加茂遺跡 (川西市) 出土 弥生土器
加茂遺跡 (川西市) 出土 弥生土器

Kamo Site

archaeological-sitenational-historic-sitehistoryjapan
4 min read

In 1911, someone digging on the eastern slope of the Itami Plateau unearthed a dotaku, a ritual bronze bell cast two thousand years ago by people who buried these enigmatic objects on hillsides as offerings to ensure bountiful rice harvests. That single bell cracked open a window into one of the Kansai region's most significant ancient settlements. Over the following century, 225 separate excavations at the Kamo site in Kawanishi, Hyogo Prefecture, revealed a moated village stretching 800 meters east to west and 400 meters north to south, with traces of human habitation spanning from the Paleolithic era through the Heian period. Japan designated it a National Historic Site in 2000.

The Bell on the Hillside

Dotaku are among the most distinctive artifacts of the Yayoi period, the era roughly spanning 300 BCE to 300 CE when wet-rice agriculture, metalworking, and settled village life transformed the Japanese archipelago. These clapperless bronze bells were not instruments for making sound. Their walls were cast too thin to ring when struck. Instead, they were ritual objects, often decorated with images of granaries, deer, and dragonflies, the natural enemies of rice-devouring insects. Communities buried them on isolated hillsides, sometimes singly, sometimes in groups that may have symbolized the unity of allied clans. The dotaku found at the Kamo site in 1911 signaled that something far larger lay beneath the plateau's edge, waiting to be uncovered.

Layers Beneath the Plateau

The Kamo site sits at about 40 meters elevation on the edge of the Itami Plateau, where the Ina River flows from the Hokusetsu Hills toward the Nishisetsu Plain. After the initial dotaku discovery, archaeologists found a stone tool production site, evidence that this was not just a farming village but a manufacturing center. Beginning in 1952, systematic excavations continued for over five decades, ultimately cataloguing remains from the Paleolithic period all the way through the Heian period. But the heart of the site belongs to the middle Yayoi period, when the settlement reached its greatest extent. Excavators uncovered six pillar-supported buildings, 40 pit dwellings, 22 square grooved tombs, 12 earthenware coffin burials, and 38 wooden coffin and pit tombs.

Portrait of a Yayoi Village

The layout of the Kamo settlement reveals a community with clear social organization. A moat encircled the entire village, separating the living from the surrounding landscape. The eastern half, situated on higher ground, served as the residential center and yielded the greatest concentration of Yayoi pottery and everyday artifacts.
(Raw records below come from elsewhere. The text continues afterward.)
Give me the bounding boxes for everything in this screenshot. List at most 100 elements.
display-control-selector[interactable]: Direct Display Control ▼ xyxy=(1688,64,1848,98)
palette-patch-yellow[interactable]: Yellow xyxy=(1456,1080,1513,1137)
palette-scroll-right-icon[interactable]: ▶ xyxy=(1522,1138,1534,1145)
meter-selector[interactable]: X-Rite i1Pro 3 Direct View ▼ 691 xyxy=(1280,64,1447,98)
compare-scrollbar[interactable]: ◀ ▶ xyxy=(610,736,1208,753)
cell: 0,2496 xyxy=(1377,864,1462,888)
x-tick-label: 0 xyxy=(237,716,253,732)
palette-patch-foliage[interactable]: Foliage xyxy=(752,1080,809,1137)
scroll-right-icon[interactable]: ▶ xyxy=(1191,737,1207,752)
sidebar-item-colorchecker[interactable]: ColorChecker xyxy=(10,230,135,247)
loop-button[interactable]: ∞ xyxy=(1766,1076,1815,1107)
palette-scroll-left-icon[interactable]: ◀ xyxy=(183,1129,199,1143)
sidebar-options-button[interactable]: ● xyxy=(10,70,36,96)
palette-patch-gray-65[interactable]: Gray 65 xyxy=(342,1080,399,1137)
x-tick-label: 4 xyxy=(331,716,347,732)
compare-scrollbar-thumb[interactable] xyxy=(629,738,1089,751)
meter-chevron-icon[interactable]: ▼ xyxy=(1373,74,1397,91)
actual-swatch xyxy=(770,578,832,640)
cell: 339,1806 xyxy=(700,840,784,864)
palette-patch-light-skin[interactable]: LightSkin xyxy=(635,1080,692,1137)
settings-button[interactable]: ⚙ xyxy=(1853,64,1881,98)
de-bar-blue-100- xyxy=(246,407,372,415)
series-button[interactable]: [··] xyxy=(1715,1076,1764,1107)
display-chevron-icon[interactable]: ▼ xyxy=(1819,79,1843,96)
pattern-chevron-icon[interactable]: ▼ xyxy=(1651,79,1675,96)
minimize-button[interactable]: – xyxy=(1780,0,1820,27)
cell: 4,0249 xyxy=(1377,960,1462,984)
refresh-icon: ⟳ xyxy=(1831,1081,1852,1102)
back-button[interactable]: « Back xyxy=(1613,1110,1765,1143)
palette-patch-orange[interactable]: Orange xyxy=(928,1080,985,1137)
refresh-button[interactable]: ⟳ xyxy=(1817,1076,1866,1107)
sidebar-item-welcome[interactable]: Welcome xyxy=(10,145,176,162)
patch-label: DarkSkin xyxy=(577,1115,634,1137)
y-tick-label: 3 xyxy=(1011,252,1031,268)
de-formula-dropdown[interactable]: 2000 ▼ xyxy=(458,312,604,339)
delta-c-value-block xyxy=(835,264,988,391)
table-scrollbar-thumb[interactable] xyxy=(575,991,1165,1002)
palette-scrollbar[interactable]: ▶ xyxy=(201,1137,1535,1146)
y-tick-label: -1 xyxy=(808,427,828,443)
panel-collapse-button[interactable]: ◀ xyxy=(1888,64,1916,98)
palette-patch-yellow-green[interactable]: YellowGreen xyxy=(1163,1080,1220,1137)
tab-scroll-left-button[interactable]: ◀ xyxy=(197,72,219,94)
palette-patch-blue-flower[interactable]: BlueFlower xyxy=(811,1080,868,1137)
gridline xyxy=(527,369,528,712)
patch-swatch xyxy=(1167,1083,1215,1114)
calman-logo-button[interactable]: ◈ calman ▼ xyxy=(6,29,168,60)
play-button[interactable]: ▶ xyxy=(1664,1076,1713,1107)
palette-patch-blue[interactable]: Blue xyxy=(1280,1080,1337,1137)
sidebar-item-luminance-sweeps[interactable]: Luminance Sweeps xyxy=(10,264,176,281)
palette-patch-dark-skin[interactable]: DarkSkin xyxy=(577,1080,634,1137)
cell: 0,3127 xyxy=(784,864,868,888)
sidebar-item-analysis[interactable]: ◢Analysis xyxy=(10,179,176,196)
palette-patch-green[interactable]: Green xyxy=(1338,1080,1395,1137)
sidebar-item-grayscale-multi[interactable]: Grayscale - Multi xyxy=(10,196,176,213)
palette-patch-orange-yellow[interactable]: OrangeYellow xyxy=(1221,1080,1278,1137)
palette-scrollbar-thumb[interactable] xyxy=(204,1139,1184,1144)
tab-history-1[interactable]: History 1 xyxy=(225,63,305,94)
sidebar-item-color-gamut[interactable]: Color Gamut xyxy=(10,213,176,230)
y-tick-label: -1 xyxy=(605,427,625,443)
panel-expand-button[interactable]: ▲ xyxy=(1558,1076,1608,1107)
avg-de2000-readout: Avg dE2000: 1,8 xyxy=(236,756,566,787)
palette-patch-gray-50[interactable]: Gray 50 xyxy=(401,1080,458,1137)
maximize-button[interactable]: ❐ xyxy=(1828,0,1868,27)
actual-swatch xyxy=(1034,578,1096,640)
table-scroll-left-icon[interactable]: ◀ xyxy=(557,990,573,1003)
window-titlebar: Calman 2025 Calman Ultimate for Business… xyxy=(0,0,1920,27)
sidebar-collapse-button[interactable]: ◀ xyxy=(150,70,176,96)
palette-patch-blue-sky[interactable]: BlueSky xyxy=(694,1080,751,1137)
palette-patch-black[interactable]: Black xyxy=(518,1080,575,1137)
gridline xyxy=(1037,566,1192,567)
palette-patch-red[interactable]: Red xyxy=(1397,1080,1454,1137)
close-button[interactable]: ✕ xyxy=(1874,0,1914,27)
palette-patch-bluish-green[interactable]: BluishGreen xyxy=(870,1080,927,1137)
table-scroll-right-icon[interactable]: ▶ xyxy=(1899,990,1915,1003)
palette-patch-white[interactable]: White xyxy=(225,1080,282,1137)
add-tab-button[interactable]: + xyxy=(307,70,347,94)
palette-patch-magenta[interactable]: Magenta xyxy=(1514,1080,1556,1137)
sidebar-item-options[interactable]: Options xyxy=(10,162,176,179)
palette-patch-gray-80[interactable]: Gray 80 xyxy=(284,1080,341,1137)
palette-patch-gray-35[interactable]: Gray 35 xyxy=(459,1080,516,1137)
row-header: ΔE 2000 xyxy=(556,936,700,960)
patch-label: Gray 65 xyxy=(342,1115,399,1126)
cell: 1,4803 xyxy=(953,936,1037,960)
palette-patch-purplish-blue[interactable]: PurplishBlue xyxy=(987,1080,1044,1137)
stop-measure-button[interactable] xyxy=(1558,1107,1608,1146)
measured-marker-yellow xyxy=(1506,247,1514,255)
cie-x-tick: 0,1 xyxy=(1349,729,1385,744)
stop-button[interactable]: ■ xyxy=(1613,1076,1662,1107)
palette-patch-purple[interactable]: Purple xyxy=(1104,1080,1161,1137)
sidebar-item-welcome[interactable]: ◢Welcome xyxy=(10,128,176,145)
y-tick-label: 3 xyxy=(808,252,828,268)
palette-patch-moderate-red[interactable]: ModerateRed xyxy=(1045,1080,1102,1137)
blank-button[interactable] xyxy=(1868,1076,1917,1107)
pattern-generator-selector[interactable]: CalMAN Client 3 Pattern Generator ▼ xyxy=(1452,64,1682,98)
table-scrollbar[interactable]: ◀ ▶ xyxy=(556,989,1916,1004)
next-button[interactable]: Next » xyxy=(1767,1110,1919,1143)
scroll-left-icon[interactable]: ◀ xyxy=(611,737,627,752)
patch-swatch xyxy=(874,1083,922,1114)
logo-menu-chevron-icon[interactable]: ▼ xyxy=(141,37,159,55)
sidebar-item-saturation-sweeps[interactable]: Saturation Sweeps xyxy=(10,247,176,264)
The western portion was reserved for the dead, with tombs clustered together in a distinct funerary zone. In 1992, archaeologists uncovered the foundations of a large pillar-supported building enclosed within a square boundary. Its size and prominent placement suggest it was either the residence of a village chieftain or a structure of religious significance, a ceremonial hall where the community gathered for rituals that may have included the very rites for which the dotaku bells were cast.

From Excavation to Exhibition

The Kamo site has not simply been studied and forgotten. In 1936, a museum opened near the excavation to display the earthenware and stone tools being recovered. A larger facility followed in 1993, exhibiting relics from Kamo and other archaeological sites around Kawanishi city. Together, these institutions preserve a tangible connection to the people who lived on this plateau millennia ago, shaping clay into storage jars, chipping stone into cutting tools, and burying their dead with care in wooden coffins oriented toward the setting sun. The site lies about a 20-minute walk from Kawanishi-Ikeda Station on the JR West Fukuchiyama Line, placing one of Japan's most thoroughly excavated Yayoi settlements within easy reach of modern Osaka.

From the Air

Located at 34.821N, 135.408E on the Itami Plateau in Kawanishi, Hyogo Prefecture, at the very southern tip of the city. The site sits on the plateau edge above the Ina River valley. From the air, look for the suburban development at the plateau's margin where Kawanishi meets the flat plain. Osaka Itami Airport (RJOO) is approximately 4 km to the south-southeast, making this site easily visible on approach. Kansai International Airport (RJBB) lies about 50 km south. Best viewed at 2,000-3,000 ft AGL. The archaeological site itself is not architecturally prominent but the plateau edge and river junction are clearly identifiable.